O delegado-operacional de Homicídios de Londrina, Joaquim Melo, prendeu na manhã de ontem um menor de 17 anos, acusado de ter matado, com um tiro na nuca, Everton Aparecido da Silva, no último dia 14, na Vila Marízia (Área Central). Segundo o delegado, o menor foi encontrado no centro da cidade depois da polícia ter recebido uma denúncia anônima.

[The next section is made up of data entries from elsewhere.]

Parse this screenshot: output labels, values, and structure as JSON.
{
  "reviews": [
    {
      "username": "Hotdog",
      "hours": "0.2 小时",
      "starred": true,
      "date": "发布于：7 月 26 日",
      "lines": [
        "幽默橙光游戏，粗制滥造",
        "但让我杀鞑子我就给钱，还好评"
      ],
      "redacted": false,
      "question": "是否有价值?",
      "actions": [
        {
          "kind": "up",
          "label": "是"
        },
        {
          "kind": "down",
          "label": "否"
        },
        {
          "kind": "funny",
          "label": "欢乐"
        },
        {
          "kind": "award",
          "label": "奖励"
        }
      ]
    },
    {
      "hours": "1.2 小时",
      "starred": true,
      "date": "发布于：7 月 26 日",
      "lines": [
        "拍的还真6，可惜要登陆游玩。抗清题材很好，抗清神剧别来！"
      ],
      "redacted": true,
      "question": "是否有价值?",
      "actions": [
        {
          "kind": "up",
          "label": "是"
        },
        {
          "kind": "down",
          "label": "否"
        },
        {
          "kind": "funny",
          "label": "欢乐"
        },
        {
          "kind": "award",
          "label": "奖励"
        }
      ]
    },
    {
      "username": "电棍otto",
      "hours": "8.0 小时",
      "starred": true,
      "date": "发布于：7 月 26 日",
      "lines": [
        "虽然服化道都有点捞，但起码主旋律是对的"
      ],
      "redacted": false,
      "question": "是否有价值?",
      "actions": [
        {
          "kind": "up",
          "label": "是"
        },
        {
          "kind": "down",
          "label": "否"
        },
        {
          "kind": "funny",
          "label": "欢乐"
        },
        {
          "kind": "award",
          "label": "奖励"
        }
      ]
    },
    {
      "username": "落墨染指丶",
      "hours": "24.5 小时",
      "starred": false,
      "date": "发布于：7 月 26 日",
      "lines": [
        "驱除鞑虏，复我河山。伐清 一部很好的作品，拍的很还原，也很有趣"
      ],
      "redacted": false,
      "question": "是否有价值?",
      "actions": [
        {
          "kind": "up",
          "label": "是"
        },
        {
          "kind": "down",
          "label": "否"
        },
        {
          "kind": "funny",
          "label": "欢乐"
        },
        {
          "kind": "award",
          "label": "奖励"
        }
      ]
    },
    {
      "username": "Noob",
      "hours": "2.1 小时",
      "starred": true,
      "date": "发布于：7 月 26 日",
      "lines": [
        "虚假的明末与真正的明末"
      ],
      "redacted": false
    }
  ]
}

''Ele confessou ter matado porque o jovem estaria devendo uma quantidade de drogas equivalente a R$ 200. Confessou também ser usuário de drogas e que havia convidado a vítima para fumar um baseado já com a intenção de matá-lo'', explicou Melo.
A arma do crime não foi encontrada com o adolescente. Segundo o delegado, o menor disse que teria emprestado a arma de um amigo, que já tinha conseguido a mesma com uma outra pessoa.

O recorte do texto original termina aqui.